- Developer: Midoki
- Publisher: King
- Engine: Midoki Development Kit
- Platforms: Android; iOS;
- Release: 26 February 2020
- Genres: Turn-based strategy; RPG;
- Mode: single-player

= Knighthood (2020 video game) =

Knighthood is a free-to-play, turn-based strategy game developed by Midoki and currently published by Miniclip, previously Phoenix Games and King, in which the player controls a warrior, fighting through levels to gain armour, weapons and other RPG style loot. Knighthood was globally released on February 26, 2020 and is still currently being updated, and has over 5 million downloads on Google Play as of 2023.

== Plot ==
Rage Knights, heroes to the people, once defended the world. Now, it is controlled and corrupted by the power of Dark Ones. Once-good knights have turned evil. Sir Edward Drakeson is recruiting new knights to fight for the knighthood. The player must fight him to test their skills and three more like him for the knight trials. Sir Drakeson and the other three knights fought Lord Karnon, and they lost. The player finds four knights getting attacked and fights Lord Karnon.
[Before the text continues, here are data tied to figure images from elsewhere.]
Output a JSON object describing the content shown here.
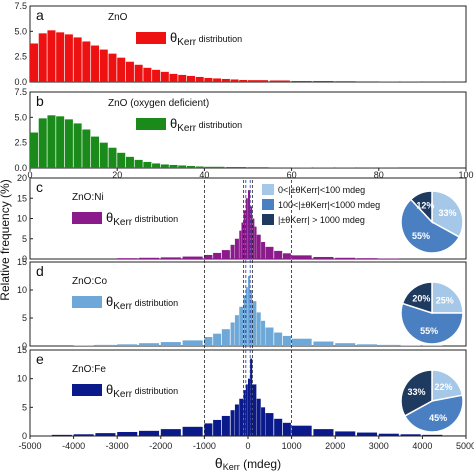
{
  "ylabel": "Relative frequency (%)",
  "xlabel_theta": "θ",
  "xlabel_sub": "Kerr",
  "xlabel_unit": "(mdeg)",
  "top_ticks_x": [
    "0",
    "20",
    "40",
    "60",
    "80",
    "100"
  ],
  "bottom_ticks_x": [
    "-5000",
    "-4000",
    "-3000",
    "-2000",
    "-1000",
    "0",
    "1000",
    "2000",
    "3000",
    "4000",
    "5000"
  ],
  "legend": {
    "theta": "θ",
    "sub": "Kerr",
    "suffix": " distribution"
  },
  "pie_legend": [
    {
      "label": "0<|±θKerr|<100 mdeg",
      "color": "#a6c8e8"
    },
    {
      "label": "100<|±θKerr|<1000 mdeg",
      "color": "#4a7fc1"
    },
    {
      "label": "|±θKerr| > 1000 mdeg",
      "color": "#1f3a5f"
    }
  ],
  "chart_data": [
    {
      "type": "bar",
      "panel": "a",
      "sample": "ZnO",
      "color": "#ee1111",
      "xlim": [
        0,
        100
      ],
      "ylim": [
        0,
        7.5
      ],
      "yticks": [
        "0.0",
        "2.5",
        "5.0",
        "7.5"
      ],
      "x": [
        0,
        2,
        4,
        6,
        8,
        10,
        12,
        14,
        16,
        18,
        20,
        22,
        24,
        26,
        28,
        30,
        32,
        34,
        36,
        38,
        40,
        42,
        44,
        46,
        48,
        50,
        55,
        60,
        65,
        70,
        75,
        80,
        85,
        90,
        95
      ],
      "values": [
        3.8,
        4.8,
        5.1,
        4.9,
        4.7,
        4.4,
        4.0,
        3.6,
        3.2,
        2.8,
        2.4,
        2.0,
        1.7,
        1.4,
        1.2,
        1.0,
        0.8,
        0.7,
        0.6,
        0.5,
        0.4,
        0.35,
        0.3,
        0.25,
        0.2,
        0.18,
        0.15,
        0.1,
        0.1,
        0.08,
        0.06,
        0.05,
        0.04,
        0.03,
        0.02
      ]
    },
    {
      "type": "bar",
      "panel": "b",
      "sample": "ZnO (oxygen deficient)",
      "color": "#1a8a1a",
      "xlim": [
        0,
        100
      ],
      "ylim": [
        0,
        7.5
      ],
      "yticks": [
        "0.0",
        "2.5",
        "5.0",
        "7.5"
      ],
      "x": [
        0,
        2,
        4,
        6,
        8,
        10,
        12,
        14,
        16,
        18,
        20,
        22,
        24,
        26,
        28,
        30,
        32,
        34,
        36,
        38,
        40,
        45,
        50,
        55,
        60,
        65,
        70,
        75,
        80
      ],
      "values": [
        3.5,
        4.9,
        5.2,
        5.1,
        4.8,
        4.4,
        3.8,
        3.1,
        2.5,
        2.0,
        1.5,
        1.1,
        0.8,
        0.6,
        0.45,
        0.35,
        0.3,
        0.25,
        0.2,
        0.15,
        0.12,
        0.1,
        0.08,
        0.06,
        0.05,
        0.04,
        0.03,
        0.02,
        0.02
      ]
    },
    {
      "type": "bar",
      "panel": "c",
      "sample": "ZnO:Ni",
      "color": "#8b1a8b",
      "xlim": [
        -5000,
        5000
      ],
      "ylim": [
        0,
        20
      ],
      "yticks": [
        "0",
        "5",
        "10",
        "15",
        "20"
      ],
      "x": [
        -3000,
        -2500,
        -2000,
        -1500,
        -1000,
        -800,
        -600,
        -400,
        -300,
        -200,
        -150,
        -100,
        -50,
        0,
        50,
        100,
        150,
        200,
        300,
        400,
        600,
        800,
        1000,
        1500,
        2000,
        2500,
        3000
      ],
      "values": [
        0.2,
        0.3,
        0.4,
        0.6,
        1.0,
        1.5,
        2.2,
        3.5,
        5.0,
        7.0,
        9.0,
        12.0,
        15.0,
        17.0,
        13.0,
        10.0,
        8.0,
        6.0,
        4.2,
        3.0,
        2.0,
        1.4,
        0.9,
        0.5,
        0.3,
        0.2,
        0.1
      ],
      "pie": [
        33,
        55,
        12
      ]
    },
    {
      "type": "bar",
      "panel": "d",
      "sample": "ZnO:Co",
      "color": "#6ea8d8",
      "xlim": [
        -5000,
        5000
      ],
      "ylim": [
        0,
        15
      ],
      "yticks": [
        "0",
        "5",
        "10",
        "15"
      ],
      "x": [
        -4000,
        -3500,
        -3000,
        -2500,
        -2000,
        -1500,
        -1000,
        -800,
        -600,
        -400,
        -300,
        -200,
        -100,
        -50,
        0,
        50,
        100,
        200,
        300,
        400,
        600,
        800,
        1000,
        1500,
        2000,
        2500,
        3000,
        3500,
        4000
      ],
      "values": [
        0.1,
        0.2,
        0.3,
        0.5,
        0.7,
        1.0,
        1.6,
        2.2,
        3.0,
        4.2,
        5.5,
        7.0,
        9.0,
        10.5,
        12.5,
        10.0,
        8.0,
        6.0,
        4.5,
        3.3,
        2.4,
        1.8,
        1.3,
        0.8,
        0.5,
        0.3,
        0.2,
        0.1,
        0.1
      ],
      "pie": [
        25,
        55,
        20
      ]
    },
    {
      "type": "bar",
      "panel": "e",
      "sample": "ZnO:Fe",
      "color": "#0a1a8a",
      "xlim": [
        -5000,
        5000
      ],
      "ylim": [
        0,
        15
      ],
      "yticks": [
        "0",
        "5",
        "10",
        "15"
      ],
      "x": [
        -4500,
        -4000,
        -3500,
        -3000,
        -2500,
        -2000,
        -1500,
        -1000,
        -800,
        -600,
        -400,
        -300,
        -200,
        -100,
        -50,
        0,
        50,
        100,
        200,
        300,
        400,
        600,
        800,
        1000,
        1500,
        2000,
        2500,
        3000,
        3500,
        4000,
        4500
      ],
      "values": [
        0.2,
        0.3,
        0.5,
        0.7,
        0.9,
        1.2,
        1.6,
        2.2,
        2.8,
        3.5,
        4.5,
        5.5,
        6.5,
        8.0,
        9.0,
        10.0,
        13.5,
        9.0,
        6.5,
        5.0,
        4.0,
        3.0,
        2.3,
        1.8,
        1.2,
        0.8,
        0.6,
        0.4,
        0.3,
        0.2,
        0.1
      ],
      "pie": [
        22,
        45,
        33
      ]
    }
  ]
}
The player wins the fight, but Karnon activates the portal behind him; Drakeson punches the portal to make it unstable, so it cannot be used properly. Drakeson gets sucked and trapped in the portal, then Karnon jumps inside after him.

== Gameplay ==
Knighthood is a single-player game with some online aspects, in which the player battles enemies to progress through Astellan and claim the Rage Gauntlet. Unlike many other strategy-RPGs, the player has four energy bars; each attack consumes one bar, so the player can switch between using punches from the gauntlet, and attacking with their current weapon. Throughout Knighthood, the player comes across shops and hunts which helps with progression through the game.

== Awards ==
At the beginning of 2021, Knighthood won the Pocket Gamer Award for "Best RPG".